Custom Picture Framing Vs Store-Bought Or Standard Frames - Which And When To Choose
Many people ponder whether there's a difference between custom picture framing and purchasing a "standard" size, store-bought frame from a department or craft store. A frame can be a frame, glass is glass, matting is matting -- simply what does it matter? Why should I pay more money when there's really no need? There is often a difference, it can matter greatly, specifically if the art or item you wish to put in that frame has any kind value or is of a specific dimension, along with the additional price of having it done correctly is well worth the while. Not everything requires a custom frame, but also for some kinds of art or items there is really no choice. Additionally, its smart to get wise in your range of custom framer. Not every facility that advertises itself as offering custom framing is really providing that service. The following information and guidelines should help you with your decision making process.
The benefits to getting the art custom framed:
• No force fitting -- the size of the art dictates the ultimate sized the mat and frame -- perfect symmetry (I.e. if the art has a dimension of 6" x 17", you aren't made to obtain a mat and frame at 16" x 20" leading to "odd" borders)
• Unlimited choices in moulding and matting
• High quality, acid-free materials to safeguard your art and keep it in pristine condition
• It's less costly than it may seem (call around and price compare)
• Value retention - improperly treated art will begin to deteriorate and lose its value
• Confidence in knowing the job was done professionally - several types of art require their unique special treatment -- a canvas should not be framed in the same way as being a charcoal sketch, as being a needlework, etc.
The drawbacks to purchasing a store-bought, "standard" size frame and performing it yourself:
• The frame (often plastic or resin)
• The glass (that's doubtful UV, or worse, a sheet of acetate)
• The mat (usually created from wood cellulose product)
• The backing (generally cardboard)
• All of these materials will damage any type of art since they contain high degrees of acidity, which can be extremely damaging to the art
• The glass will not be of much help either as it lets in ultra-violet light, another "art killer"

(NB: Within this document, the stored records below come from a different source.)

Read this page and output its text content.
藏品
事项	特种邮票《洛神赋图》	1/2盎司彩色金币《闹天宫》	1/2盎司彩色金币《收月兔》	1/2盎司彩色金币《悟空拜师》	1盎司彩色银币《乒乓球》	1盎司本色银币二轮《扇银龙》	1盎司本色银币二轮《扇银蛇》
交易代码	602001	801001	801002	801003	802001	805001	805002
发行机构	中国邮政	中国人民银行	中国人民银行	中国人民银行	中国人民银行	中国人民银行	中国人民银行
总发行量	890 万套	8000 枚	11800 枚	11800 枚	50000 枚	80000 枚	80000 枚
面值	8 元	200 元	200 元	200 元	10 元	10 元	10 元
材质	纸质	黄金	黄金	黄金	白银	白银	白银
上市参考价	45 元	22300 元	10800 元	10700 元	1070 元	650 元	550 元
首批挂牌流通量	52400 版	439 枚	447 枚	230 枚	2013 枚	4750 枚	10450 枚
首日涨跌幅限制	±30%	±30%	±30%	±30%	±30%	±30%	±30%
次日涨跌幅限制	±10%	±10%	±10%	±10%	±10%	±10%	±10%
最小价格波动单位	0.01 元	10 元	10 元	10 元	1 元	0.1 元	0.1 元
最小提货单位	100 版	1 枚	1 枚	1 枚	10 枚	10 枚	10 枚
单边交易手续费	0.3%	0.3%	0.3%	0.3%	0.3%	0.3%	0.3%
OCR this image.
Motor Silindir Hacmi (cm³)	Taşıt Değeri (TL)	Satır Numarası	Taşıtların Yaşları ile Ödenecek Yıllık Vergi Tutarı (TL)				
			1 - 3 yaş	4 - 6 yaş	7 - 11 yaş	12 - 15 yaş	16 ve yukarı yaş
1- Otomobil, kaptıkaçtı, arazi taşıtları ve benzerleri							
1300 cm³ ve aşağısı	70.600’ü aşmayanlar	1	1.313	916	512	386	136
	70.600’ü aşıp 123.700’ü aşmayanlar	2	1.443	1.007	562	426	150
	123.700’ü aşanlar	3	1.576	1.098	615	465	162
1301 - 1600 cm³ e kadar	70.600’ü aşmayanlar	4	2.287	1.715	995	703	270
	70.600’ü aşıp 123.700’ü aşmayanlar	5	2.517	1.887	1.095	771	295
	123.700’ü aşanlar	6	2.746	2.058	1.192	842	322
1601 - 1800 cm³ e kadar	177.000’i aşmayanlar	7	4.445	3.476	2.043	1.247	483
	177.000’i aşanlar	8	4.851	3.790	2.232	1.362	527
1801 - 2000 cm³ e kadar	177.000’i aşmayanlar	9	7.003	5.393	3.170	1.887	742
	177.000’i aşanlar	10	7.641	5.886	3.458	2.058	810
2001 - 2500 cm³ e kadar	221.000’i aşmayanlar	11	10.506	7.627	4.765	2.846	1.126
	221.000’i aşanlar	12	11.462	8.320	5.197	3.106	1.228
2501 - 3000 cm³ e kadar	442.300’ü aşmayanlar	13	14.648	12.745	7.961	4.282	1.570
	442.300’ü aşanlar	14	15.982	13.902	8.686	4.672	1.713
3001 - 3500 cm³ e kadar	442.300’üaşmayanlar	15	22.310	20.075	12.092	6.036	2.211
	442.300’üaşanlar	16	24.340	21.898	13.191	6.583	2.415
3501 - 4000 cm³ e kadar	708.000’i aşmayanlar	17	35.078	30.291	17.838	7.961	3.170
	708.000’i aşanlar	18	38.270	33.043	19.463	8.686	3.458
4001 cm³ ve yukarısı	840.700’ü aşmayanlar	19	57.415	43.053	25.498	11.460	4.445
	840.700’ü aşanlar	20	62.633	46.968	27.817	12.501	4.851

• Size limitations - you will not able to find a frame at 6" x 17" if that is that which you need
• You don't have to struggle trying to trim a photo, cut a mat, "glue" the art down, or force the art into a too small or too large space
• You may have to pay to offer the job done over, in particular when damage was done by you or even a non-professional
Any professional framer should be using acid-free materials and UV or museum glass in order to protect the art or item from environmental conditions including sunlight, acid, air pollutants, etc. It is always unfortunate to view a beautiful, gold gilding onsite training original piece of art that's been tucked right into a commercially made frame using the intention of having it made by an experienced later. When it is taken out of the unprotected environment, damages is apparent: fading of color and inks (which may clearly be observed when observed next for the area which was underneath the edge of the frame), yellowing (evident when the mat is lifted from the borders), proof of trimming or cut edges around the art given it had to become forced into an inappropriately sized frame (sure to limit the art's value if there exists any), as well as on and on. Once something has become improperly handled, there's often little being carried out to make reparations (at least as much as the value is worried).

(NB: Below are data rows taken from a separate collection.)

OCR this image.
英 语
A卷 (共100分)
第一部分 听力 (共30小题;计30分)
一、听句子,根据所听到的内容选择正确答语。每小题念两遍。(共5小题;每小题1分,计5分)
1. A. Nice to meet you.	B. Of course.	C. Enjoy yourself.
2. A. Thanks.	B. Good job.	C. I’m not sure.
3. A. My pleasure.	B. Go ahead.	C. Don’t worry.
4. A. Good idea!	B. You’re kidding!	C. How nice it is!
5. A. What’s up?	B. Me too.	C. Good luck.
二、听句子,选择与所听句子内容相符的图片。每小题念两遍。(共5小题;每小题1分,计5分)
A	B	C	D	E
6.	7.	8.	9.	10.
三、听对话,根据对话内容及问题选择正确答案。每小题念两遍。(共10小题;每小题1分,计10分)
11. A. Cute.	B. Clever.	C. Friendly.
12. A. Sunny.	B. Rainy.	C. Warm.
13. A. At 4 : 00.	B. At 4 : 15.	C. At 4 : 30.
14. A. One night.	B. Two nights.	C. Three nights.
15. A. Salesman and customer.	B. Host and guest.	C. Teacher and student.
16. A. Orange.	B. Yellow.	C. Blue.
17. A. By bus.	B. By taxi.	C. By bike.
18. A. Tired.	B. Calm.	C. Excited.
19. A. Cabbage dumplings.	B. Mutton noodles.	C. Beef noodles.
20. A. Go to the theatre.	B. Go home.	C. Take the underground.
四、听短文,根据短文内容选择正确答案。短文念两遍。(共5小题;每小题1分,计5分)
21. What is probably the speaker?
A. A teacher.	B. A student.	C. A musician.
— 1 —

There are common types of willing to buy picture frames available. You can find them almost anywhere you shop from retail and home stores, to craft stores on the local "dollar" store. They are perfectly fine when you have a snap from the pet dog or perhaps a minute card you need to display. These types of frames are not acceptable for far more than that though. Do some research, make some calls to custom frame shops inside your area and also by all means, don't let yourself be fearful of asking these questions:
• Does your facility use acid-free materials and give UV or museum glass?
• Is the framing work done on premises or "farmed out?"

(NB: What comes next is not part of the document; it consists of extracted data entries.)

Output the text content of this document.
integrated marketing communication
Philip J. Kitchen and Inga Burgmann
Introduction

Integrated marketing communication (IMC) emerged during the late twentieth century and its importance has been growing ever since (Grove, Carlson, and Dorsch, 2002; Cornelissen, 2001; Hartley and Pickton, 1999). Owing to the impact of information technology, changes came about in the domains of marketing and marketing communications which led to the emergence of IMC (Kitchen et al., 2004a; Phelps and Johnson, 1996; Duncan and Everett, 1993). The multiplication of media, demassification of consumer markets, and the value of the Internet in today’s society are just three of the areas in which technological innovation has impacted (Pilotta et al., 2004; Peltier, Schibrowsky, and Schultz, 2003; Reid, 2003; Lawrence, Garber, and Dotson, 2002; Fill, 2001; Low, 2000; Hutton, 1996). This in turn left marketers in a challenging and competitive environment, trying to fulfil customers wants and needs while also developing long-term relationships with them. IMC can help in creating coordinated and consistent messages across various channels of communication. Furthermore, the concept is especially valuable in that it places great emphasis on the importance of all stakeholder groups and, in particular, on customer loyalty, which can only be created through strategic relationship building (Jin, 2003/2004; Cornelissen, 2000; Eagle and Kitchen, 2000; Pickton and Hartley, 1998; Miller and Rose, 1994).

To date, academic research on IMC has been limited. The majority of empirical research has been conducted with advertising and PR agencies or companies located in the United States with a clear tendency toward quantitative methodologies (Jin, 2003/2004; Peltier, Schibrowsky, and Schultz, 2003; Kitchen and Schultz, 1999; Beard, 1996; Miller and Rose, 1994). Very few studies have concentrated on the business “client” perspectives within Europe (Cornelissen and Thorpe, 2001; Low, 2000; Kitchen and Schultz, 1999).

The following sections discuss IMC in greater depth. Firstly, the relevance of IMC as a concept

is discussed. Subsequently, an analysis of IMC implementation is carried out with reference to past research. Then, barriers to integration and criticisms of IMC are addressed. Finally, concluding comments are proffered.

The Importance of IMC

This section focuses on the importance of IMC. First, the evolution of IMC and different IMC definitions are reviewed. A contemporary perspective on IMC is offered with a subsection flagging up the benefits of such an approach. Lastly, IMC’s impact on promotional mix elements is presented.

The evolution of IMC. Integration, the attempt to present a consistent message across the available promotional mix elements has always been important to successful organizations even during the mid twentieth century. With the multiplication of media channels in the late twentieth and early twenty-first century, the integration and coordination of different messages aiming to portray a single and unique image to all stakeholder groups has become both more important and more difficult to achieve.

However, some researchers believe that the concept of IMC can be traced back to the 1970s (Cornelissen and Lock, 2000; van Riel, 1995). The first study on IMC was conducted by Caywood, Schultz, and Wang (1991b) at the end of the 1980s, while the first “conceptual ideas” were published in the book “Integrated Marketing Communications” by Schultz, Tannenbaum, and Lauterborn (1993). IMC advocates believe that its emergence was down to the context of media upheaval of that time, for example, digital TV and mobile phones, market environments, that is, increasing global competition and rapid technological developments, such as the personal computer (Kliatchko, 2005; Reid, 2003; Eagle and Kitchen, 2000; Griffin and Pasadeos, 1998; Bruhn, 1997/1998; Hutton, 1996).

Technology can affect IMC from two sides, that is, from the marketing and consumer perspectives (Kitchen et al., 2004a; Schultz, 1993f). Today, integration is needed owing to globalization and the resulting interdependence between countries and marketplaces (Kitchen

• Do you have the resources to slice your individual frames to size, or have you been ordering factory, "standard" size frames then fitting the art to the frame?
• Are you knowledgeable about handling different types of art? (E.g. canvases, needlework, pastels, 3-D objects, textiles, etc.)
• Are you familiar with the proper treatment, mounting and framing of proper or valuable art?
• Are you insured?
By taking the time to gauge the importance of the art work you are interested in framing, performing a little research and asking some pertinent questions, you will be fully equipped to make the proper decisions. Again, not every little photo needs being professionally framed, but you'll thank yourself over time for having made the best choice to the art that ought to be.
Hello from Iceland. I'm glad to be here. My first name is Benito.
I live in a small city called Selfoss in east Iceland.
I was also born in Selfoss 33 years ago.
Married in September 2002. I'm working at the post office.